Step 3. Remind yourself that you can accept yourself and still enjoy life and be productive with the extra pounds. Then why lose the weight? Because your life can be even better, satisfying, and more healthful without carrying around the extra pounds.

Step 4. Recognize eating too much and eating unhealthy food is a choice. You can choose to eat the ice cream or choose not to. You can choose to stop eating when you've had enough or choose to continue eating. You're not compelled to eat even though it may feel like you are and have no control. If you're skeptical imagine this: you are about to feast on your favorite ice cream.

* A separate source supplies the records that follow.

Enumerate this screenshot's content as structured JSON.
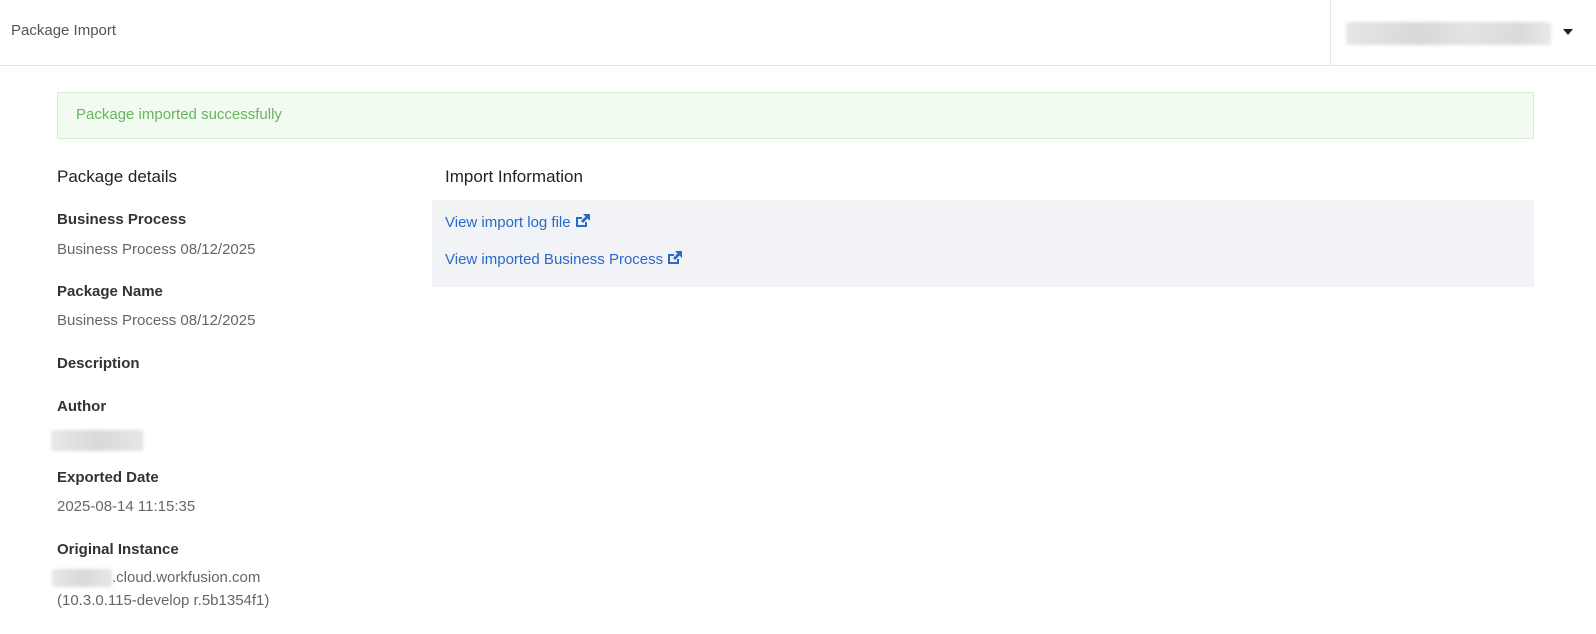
{
  "header": {
    "title": "Package Import",
    "user_menu_icon": "caret-down-icon"
  },
  "alert": {
    "message": "Package imported successfully",
    "color": "#6ab463"
  },
  "details": {
    "title": "Package details",
    "business_process_label": "Business Process",
    "business_process_value": "Business Process 08/12/2025",
    "package_name_label": "Package Name",
    "package_name_value": "Business Process 08/12/2025",
    "description_label": "Description",
    "author_label": "Author",
    "exported_date_label": "Exported Date",
    "exported_date_value": "2025-08-14 11:15:35",
    "original_instance_label": "Original Instance",
    "original_instance_domain": ".cloud.workfusion.com",
    "original_instance_version": "(10.3.0.115-develop r.5b1354f1)"
  },
  "import_info": {
    "title": "Import Information",
    "log_link": "View import log file",
    "bp_link": "View imported Business Process",
    "link_icon": "external-link-icon",
    "link_color": "#2a6ac8"
  }
}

Someone shows up with a gun pointed at your head and threatens: "if you eat the ice cream I'll shoot." Clearly you decide to skip the ice cream.

Step 5. Go for unconditional self-acceptance (USA). You accept yourself unconditionally whether you overeat or you stay on your diet. Refuse to rate your total self based on the rating of your behavior. Whether you diet successfully or unsuccessfully you're still the same imperfect human who acts imperfectly. You always have been and you always will be.

Step 6. Go for unconditional life acceptance (ULA). You accept your life unconditionally with its frustrations, discomforts, and difficulties.

Practice implementing the above steps regularly. It's hard, but hard doesn't mean impossible. The good news: overeating is a choice. You can choose to stay on a reasonable eating regimen or choose not to. It's up to you!